01 - Heat a large pot over medium heat. Add a splash of oil if desired. Sauté onion and garlic for 2 to 3 minutes until softened and fragrant.
02 - Add carrots, celery, potato, and green beans. Cook for another 3 to 4 minutes, stirring occasionally.
03 - Pour in the vegetable broth. Add bay leaf, thyme, parsley, salt, and pepper. Bring to a boil.
04 - Reduce heat to a simmer. Cover and cook for 10 minutes until vegetables begin to soften.
05 - Stir in the noodles. Simmer uncovered for 7 to 10 minutes, or until noodles and vegetables are tender.
06 - If using, add spinach or kale in the last 2 minutes of cooking. Stir in lemon juice just before serving. Remove bay leaf.

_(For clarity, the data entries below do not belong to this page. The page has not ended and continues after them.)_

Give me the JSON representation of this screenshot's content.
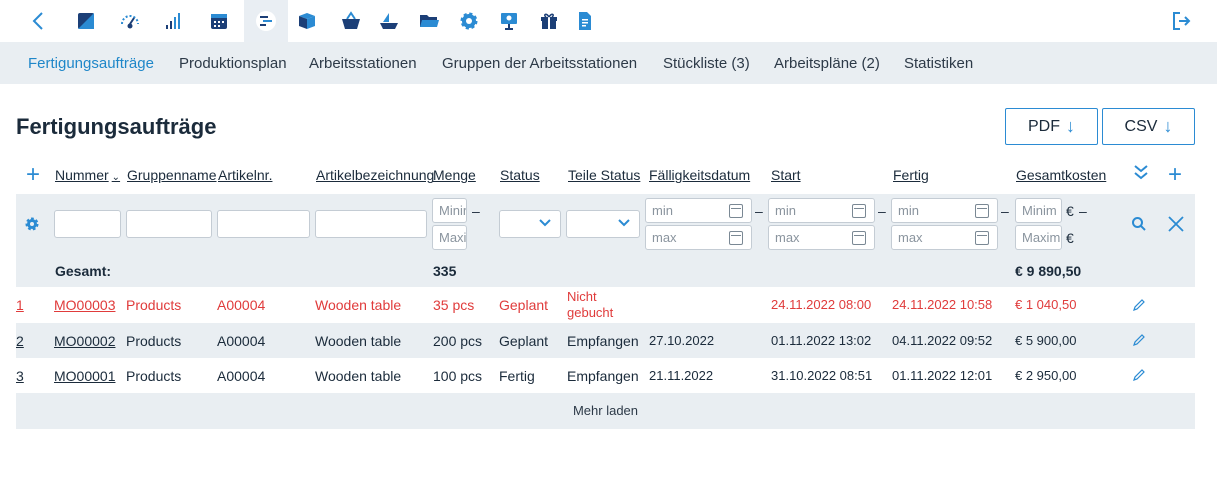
{
  "toolbar": {
    "icons": [
      "back-icon",
      "dashboard-icon",
      "speedometer-icon",
      "bar-chart-icon",
      "calendar-icon",
      "manufacturing-icon",
      "box-icon",
      "basket-icon",
      "ship-icon",
      "folder-icon",
      "settings-icon",
      "presentation-icon",
      "gift-icon",
      "document-icon",
      "logout-icon"
    ],
    "active": "manufacturing-icon"
  },
  "tabs": [
    "Fertigungsaufträge",
    "Produktionsplan",
    "Arbeitsstationen",
    "Gruppen der Arbeitsstationen",
    "Stückliste (3)",
    "Arbeitspläne (2)",
    "Statistiken"
  ],
  "page": {
    "title": "Fertigungsaufträge",
    "pdf_label": "PDF",
    "csv_label": "CSV"
  },
  "columns": {
    "nummer": "Nummer",
    "gruppenname": "Gruppenname",
    "artikelnr": "Artikelnr.",
    "artikelbezeichnung": "Artikelbezeichnung",
    "menge": "Menge",
    "status": "Status",
    "teile_status": "Teile Status",
    "faelligkeitsdatum": "Fälligkeitsdatum",
    "start": "Start",
    "fertig": "Fertig",
    "gesamtkosten": "Gesamtkosten"
  },
  "filters": {
    "menge_min_placeholder": "Minir",
    "menge_max_placeholder": "Maxi",
    "date_min_placeholder": "min",
    "date_max_placeholder": "max",
    "kosten_min_placeholder": "Minim",
    "kosten_max_placeholder": "Maxim",
    "currency": "€",
    "dash": "–"
  },
  "totals": {
    "label": "Gesamt:",
    "menge": "335",
    "gesamtkosten": "€ 9 890,50"
  },
  "rows": [
    {
      "idx": "1",
      "nummer": "MO00003",
      "gruppe": "Products",
      "artikelnr": "A00004",
      "bezeichnung": "Wooden table",
      "menge": "35 pcs",
      "status": "Geplant",
      "teile_status_1": "Nicht",
      "teile_status_2": "gebucht",
      "faellig": "",
      "start": "24.11.2022 08:00",
      "fertig": "24.11.2022 10:58",
      "kosten": "€ 1 040,50"
    },
    {
      "idx": "2",
      "nummer": "MO00002",
      "gruppe": "Products",
      "artikelnr": "A00004",
      "bezeichnung": "Wooden table",
      "menge": "200 pcs",
      "status": "Geplant",
      "teile_status": "Empfangen",
      "faellig": "27.10.2022",
      "start": "01.11.2022 13:02",
      "fertig": "04.11.2022 09:52",
      "kosten": "€ 5 900,00"
    },
    {
      "idx": "3",
      "nummer": "MO00001",
      "gruppe": "Products",
      "artikelnr": "A00004",
      "bezeichnung": "Wooden table",
      "menge": "100 pcs",
      "status": "Fertig",
      "teile_status": "Empfangen",
      "faellig": "21.11.2022",
      "start": "31.10.2022 08:51",
      "fertig": "01.11.2022 12:01",
      "kosten": "€ 2 950,00"
    }
  ],
  "more_label": "Mehr laden",
  "colors": {
    "accent": "#2b8bd3",
    "overdue": "#e03b3b",
    "band": "#e9eef2"
  }
}
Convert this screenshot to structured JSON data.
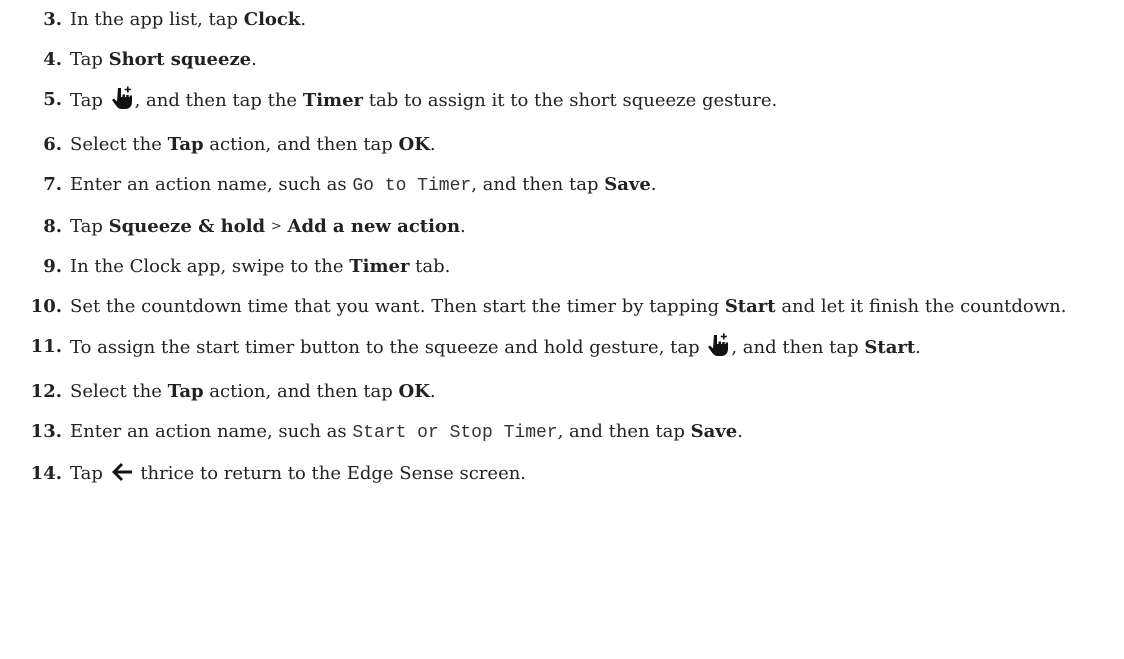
{
  "steps": [
    {
      "number": "3.",
      "t1": "In the app list, tap ",
      "b1": "Clock",
      "t2": "."
    },
    {
      "number": "4.",
      "t1": "Tap ",
      "b1": "Short squeeze",
      "t2": "."
    },
    {
      "number": "5.",
      "t1": "Tap ",
      "icon": "hand-pointer-plus-icon",
      "t2": ", and then tap the ",
      "b1": "Timer",
      "t3": " tab to assign it to the short squeeze gesture."
    },
    {
      "number": "6.",
      "t1": "Select the ",
      "b1": "Tap",
      "t2": " action, and then tap ",
      "b2": "OK",
      "t3": "."
    },
    {
      "number": "7.",
      "t1": "Enter an action name, such as ",
      "code": "Go to Timer",
      "t2": ", and then tap ",
      "b1": "Save",
      "t3": "."
    },
    {
      "number": "8.",
      "t1": "Tap ",
      "b1": "Squeeze & hold",
      "sep": ">",
      "b2": "Add a new action",
      "t2": "."
    },
    {
      "number": "9.",
      "t1": "In the Clock app, swipe to the ",
      "b1": "Timer",
      "t2": " tab."
    },
    {
      "number": "10.",
      "t1": "Set the countdown time that you want. Then start the timer by tapping ",
      "b1": "Start",
      "t2": " and let it finish the countdown."
    },
    {
      "number": "11.",
      "t1": "To assign the start timer button to the squeeze and hold gesture, tap ",
      "icon": "hand-pointer-plus-icon",
      "t2": ", and then tap ",
      "b1": "Start",
      "t3": "."
    },
    {
      "number": "12.",
      "t1": "Select the ",
      "b1": "Tap",
      "t2": " action, and then tap ",
      "b2": "OK",
      "t3": "."
    },
    {
      "number": "13.",
      "t1": "Enter an action name, such as ",
      "code": "Start or Stop Timer",
      "t2": ", and then tap ",
      "b1": "Save",
      "t3": "."
    },
    {
      "number": "14.",
      "t1": "Tap ",
      "icon": "back-arrow-icon",
      "t2": " thrice to return to the Edge Sense screen."
    }
  ]
}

07 - Taste and adjust seasoning. Serve hot, garnished with extra parsley if desired.

# Expert Advice:

01 -
  • It comes together in under 45 minutes but tastes like you've been tending it all afternoon.
  • There's genuine comfort in a bowl that asks nothing of you except maybe a slice of bread.
  • Vegetables soften just enough to taste good but still hold their shape—no mushy disappointments here.
02 -
  • Don't add the noodles too early or they'll turn to mush—wait until the vegetables are already softening, then they'll finish together.
  • The lemon juice at the very end is what makes people ask for the recipe; it brightens everything without adding acidity in a way that tastes sour.
03 -
  • If your broth is the salty kind, add it gradually and taste as you go—it's easy to add more but impossible to remove.
  • The best version of this soup waits for nobody; make it when you can, serve it hot, and don't apologize if something isn't perfect because the person eating it will be tasting warmth, not critiquing technique.